Recent hospitalization was the most common risk factor in all age groups, and the proportion of recently hospitalized patients with VTE was similar across all age groups. In our study, 31% of patients with first-time VTE had a concurrent malignancy; this proportion was highest in the 65-79 year-old age group. In comparison, in the large Worchester VTE study, the proportion of patients with concurrent malignancy was 30% [8]. Of the total population of patients with first-time VTE, we could not identify any risk factor in 41%. This proportion is lower than in other Scandinavian studies [2, 3, 5], but higher than in a large American study [8].

The primary strength of our study was the use of an extensive search method with a wide range of ICD-10 diagnostic codes. This approach enabled the identification of as many VTE cases as possible. In addition, all identified VTE cases were verified. We also evaluated a limited ICD-10 code search method with aim of identifying patients with lower or upper extremity DVTs or pulmonary embolism; again, we verified all cases. The proportion of false positive cases found with this search method was 36%. In a Danish study that used a similar limited search method, the proportion of false positive cases was 42% [20]. This high proportion of false positive cases emphasizes the importance of case verification when using diagnostic codes to identify patients with VTE.

Our study was performed in a geographically well-defined area; we included both inpatient and outpatient cases of VTE and had no upper age limit for inclusion.
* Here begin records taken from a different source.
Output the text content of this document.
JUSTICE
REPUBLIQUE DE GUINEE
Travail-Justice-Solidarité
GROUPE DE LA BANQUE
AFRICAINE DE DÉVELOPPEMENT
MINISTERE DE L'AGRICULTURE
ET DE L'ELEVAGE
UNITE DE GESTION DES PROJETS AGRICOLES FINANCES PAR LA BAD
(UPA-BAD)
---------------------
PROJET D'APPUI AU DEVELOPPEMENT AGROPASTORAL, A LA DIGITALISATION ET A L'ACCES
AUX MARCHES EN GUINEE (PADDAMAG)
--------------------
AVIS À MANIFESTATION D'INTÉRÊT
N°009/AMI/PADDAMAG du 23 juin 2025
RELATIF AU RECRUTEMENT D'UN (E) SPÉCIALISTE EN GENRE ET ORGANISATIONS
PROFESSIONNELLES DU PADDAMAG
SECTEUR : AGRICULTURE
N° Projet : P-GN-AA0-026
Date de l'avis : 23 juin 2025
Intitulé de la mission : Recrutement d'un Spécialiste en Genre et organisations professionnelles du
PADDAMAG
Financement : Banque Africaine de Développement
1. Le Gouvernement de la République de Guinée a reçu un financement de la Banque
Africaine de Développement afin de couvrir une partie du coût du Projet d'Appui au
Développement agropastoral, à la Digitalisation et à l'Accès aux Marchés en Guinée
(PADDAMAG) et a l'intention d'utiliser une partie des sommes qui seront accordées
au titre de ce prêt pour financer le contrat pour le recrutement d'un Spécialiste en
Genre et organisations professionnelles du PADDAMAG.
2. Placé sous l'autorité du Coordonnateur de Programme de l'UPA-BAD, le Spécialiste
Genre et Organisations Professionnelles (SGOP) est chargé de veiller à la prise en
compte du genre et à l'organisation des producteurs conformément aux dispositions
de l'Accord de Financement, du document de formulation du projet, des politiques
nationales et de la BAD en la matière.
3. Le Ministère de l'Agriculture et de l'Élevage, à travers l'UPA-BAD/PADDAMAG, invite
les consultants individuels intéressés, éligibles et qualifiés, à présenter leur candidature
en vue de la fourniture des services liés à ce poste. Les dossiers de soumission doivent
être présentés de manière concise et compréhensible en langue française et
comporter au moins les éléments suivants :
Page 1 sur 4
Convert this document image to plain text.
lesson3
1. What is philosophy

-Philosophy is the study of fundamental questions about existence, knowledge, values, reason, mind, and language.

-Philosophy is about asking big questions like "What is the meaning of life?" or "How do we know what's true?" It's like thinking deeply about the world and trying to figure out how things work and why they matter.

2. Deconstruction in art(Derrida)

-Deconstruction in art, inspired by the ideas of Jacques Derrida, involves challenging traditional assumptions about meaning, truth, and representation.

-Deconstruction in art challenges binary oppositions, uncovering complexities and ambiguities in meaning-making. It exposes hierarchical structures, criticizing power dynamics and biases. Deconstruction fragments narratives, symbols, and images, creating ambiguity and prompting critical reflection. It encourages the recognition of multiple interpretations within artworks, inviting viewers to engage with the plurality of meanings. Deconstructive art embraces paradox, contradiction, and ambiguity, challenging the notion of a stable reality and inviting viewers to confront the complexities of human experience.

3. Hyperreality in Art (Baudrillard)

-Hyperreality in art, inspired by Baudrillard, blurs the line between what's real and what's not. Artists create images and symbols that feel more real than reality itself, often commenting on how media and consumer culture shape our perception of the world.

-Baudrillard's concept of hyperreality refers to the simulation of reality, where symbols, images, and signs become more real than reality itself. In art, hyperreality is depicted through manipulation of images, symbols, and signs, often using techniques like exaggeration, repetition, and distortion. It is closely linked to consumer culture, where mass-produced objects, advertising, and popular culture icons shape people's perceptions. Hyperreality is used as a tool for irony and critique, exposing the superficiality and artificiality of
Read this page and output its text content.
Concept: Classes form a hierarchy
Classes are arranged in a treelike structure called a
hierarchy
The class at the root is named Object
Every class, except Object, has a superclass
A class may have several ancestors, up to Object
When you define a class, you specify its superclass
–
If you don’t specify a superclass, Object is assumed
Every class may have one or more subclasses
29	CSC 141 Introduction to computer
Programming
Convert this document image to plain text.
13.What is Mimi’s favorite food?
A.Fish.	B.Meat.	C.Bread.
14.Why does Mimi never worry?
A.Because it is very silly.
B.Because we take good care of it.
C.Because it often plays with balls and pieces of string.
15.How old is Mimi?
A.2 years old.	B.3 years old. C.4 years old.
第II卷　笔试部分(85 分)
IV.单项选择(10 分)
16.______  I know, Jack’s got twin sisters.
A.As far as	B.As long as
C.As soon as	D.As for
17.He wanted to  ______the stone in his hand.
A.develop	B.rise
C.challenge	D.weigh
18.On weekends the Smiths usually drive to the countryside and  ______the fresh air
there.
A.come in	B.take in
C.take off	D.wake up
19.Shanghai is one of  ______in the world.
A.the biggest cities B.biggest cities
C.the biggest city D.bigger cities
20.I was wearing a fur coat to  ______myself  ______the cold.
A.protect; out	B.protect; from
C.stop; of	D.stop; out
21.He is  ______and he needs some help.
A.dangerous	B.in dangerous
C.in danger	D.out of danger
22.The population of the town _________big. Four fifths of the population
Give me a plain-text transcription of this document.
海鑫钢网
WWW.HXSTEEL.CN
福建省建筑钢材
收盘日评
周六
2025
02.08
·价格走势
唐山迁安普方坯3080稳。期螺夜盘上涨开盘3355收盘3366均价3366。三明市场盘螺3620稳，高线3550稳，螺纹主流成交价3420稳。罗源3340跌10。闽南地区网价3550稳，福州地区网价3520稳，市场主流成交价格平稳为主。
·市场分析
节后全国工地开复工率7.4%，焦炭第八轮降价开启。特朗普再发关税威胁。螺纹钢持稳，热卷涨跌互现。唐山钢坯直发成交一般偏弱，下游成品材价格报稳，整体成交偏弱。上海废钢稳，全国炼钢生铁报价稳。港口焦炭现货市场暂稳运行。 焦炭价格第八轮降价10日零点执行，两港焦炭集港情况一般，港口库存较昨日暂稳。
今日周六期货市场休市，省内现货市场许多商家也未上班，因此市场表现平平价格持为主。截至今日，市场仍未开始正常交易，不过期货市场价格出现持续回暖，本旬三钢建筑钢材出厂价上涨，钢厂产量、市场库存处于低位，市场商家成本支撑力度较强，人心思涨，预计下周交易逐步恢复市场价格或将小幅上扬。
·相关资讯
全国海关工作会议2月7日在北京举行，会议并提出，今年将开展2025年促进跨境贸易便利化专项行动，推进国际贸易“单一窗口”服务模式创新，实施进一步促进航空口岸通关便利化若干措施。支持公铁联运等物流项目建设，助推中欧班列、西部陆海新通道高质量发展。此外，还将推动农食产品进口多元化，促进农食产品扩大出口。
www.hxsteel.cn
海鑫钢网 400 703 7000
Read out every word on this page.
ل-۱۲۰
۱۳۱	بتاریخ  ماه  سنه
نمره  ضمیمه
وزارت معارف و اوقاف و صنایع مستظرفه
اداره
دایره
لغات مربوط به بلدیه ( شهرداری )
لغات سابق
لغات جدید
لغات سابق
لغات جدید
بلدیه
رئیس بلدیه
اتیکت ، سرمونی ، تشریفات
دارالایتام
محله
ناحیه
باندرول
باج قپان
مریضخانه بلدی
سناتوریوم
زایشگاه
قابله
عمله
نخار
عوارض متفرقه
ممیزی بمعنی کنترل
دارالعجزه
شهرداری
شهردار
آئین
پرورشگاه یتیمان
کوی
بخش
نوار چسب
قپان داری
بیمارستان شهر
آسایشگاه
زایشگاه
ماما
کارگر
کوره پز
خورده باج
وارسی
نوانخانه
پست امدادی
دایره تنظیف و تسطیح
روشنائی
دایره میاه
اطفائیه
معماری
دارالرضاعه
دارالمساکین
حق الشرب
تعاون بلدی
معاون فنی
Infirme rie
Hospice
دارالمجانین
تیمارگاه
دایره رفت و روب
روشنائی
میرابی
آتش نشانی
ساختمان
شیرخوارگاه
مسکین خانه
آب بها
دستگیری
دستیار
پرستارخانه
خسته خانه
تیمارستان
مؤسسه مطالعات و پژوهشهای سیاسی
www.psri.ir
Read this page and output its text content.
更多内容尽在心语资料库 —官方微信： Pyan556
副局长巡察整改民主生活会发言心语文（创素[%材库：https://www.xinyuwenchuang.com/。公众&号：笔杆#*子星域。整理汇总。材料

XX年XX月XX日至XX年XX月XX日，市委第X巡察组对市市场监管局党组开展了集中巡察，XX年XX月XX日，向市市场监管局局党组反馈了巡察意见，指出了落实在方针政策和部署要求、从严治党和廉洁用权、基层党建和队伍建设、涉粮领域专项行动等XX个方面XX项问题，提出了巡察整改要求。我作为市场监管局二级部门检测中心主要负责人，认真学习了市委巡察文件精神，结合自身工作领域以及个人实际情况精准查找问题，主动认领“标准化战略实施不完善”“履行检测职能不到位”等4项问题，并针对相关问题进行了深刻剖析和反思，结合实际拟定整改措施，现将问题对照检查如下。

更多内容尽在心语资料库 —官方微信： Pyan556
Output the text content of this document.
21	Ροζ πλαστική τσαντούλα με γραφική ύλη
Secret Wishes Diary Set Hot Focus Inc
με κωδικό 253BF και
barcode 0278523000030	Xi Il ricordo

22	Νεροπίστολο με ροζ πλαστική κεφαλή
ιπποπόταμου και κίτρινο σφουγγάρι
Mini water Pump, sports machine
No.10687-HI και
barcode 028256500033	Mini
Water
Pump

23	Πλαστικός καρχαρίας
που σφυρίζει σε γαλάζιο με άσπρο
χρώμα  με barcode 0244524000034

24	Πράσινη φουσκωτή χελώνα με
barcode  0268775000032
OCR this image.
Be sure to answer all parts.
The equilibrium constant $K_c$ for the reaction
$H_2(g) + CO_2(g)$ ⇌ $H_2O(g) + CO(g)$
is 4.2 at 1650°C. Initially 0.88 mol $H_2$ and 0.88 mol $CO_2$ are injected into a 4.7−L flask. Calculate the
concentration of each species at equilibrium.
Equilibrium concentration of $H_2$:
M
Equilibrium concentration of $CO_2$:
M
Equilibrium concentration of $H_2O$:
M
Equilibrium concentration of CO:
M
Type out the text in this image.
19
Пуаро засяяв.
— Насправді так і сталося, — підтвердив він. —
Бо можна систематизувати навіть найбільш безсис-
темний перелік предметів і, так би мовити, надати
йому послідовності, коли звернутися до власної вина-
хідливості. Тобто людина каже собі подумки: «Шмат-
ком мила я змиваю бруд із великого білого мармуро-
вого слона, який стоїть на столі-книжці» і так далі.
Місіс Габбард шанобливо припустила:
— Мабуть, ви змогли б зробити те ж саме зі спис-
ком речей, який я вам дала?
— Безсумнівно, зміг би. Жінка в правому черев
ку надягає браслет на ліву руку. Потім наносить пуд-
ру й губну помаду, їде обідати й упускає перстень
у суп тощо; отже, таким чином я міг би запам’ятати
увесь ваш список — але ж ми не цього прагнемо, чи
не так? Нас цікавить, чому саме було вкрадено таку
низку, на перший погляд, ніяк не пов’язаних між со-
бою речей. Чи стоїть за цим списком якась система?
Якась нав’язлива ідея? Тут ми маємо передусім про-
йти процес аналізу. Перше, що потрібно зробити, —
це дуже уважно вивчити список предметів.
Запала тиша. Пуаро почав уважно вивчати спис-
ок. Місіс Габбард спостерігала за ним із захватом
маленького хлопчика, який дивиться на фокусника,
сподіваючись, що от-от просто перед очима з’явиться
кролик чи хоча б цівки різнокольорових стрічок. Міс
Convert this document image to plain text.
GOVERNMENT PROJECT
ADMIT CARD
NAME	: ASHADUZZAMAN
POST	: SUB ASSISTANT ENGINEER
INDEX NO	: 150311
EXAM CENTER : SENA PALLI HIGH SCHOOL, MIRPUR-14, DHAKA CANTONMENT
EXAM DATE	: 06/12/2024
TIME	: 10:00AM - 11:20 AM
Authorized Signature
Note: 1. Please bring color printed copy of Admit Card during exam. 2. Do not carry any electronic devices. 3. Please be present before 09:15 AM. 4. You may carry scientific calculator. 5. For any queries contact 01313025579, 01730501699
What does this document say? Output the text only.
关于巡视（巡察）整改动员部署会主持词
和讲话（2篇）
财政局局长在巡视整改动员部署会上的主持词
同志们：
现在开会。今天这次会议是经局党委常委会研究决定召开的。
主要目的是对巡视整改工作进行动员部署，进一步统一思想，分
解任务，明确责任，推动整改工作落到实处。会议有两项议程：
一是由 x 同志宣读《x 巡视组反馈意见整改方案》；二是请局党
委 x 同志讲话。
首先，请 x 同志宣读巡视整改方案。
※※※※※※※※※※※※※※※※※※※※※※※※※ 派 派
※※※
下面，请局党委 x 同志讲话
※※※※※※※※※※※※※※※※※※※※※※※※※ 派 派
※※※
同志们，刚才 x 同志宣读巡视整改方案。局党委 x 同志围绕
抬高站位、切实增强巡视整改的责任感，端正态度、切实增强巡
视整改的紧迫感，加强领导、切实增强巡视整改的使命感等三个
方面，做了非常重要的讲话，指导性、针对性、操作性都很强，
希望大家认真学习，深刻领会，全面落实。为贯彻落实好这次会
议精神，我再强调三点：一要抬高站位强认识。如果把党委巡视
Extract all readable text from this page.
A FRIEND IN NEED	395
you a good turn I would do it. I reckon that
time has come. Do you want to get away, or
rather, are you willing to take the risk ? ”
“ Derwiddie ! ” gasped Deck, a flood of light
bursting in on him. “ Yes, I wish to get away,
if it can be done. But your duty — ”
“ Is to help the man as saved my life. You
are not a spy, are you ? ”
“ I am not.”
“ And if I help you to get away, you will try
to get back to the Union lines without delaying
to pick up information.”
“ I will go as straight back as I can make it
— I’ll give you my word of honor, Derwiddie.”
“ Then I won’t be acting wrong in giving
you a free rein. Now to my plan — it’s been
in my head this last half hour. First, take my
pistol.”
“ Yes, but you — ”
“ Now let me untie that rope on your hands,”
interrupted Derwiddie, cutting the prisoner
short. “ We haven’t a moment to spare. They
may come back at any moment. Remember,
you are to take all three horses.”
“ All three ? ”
One weakness of the study was the retrospective study method. We only had access to data available from medical records. Thus, the information about risk factors and previous VTE events was limited to the content of the medical records. Due to incomplete information on risk factors in medical records, it is possible that we have underestimated the prevalence of risk factors at time of VTE diagnosis. Another limitation was that our results were based on a limited number of VTE events, which restricted the power to detect small differences between groups.

Conclusion

The incidence of VTE was 167 per 100,000 person years, and it increased with age. The incidence was highest among older women. Malignancy and hospitalization were the most prevalent risk factors for VTE. We found a high incidence of pulmonary embolism compared to other studies.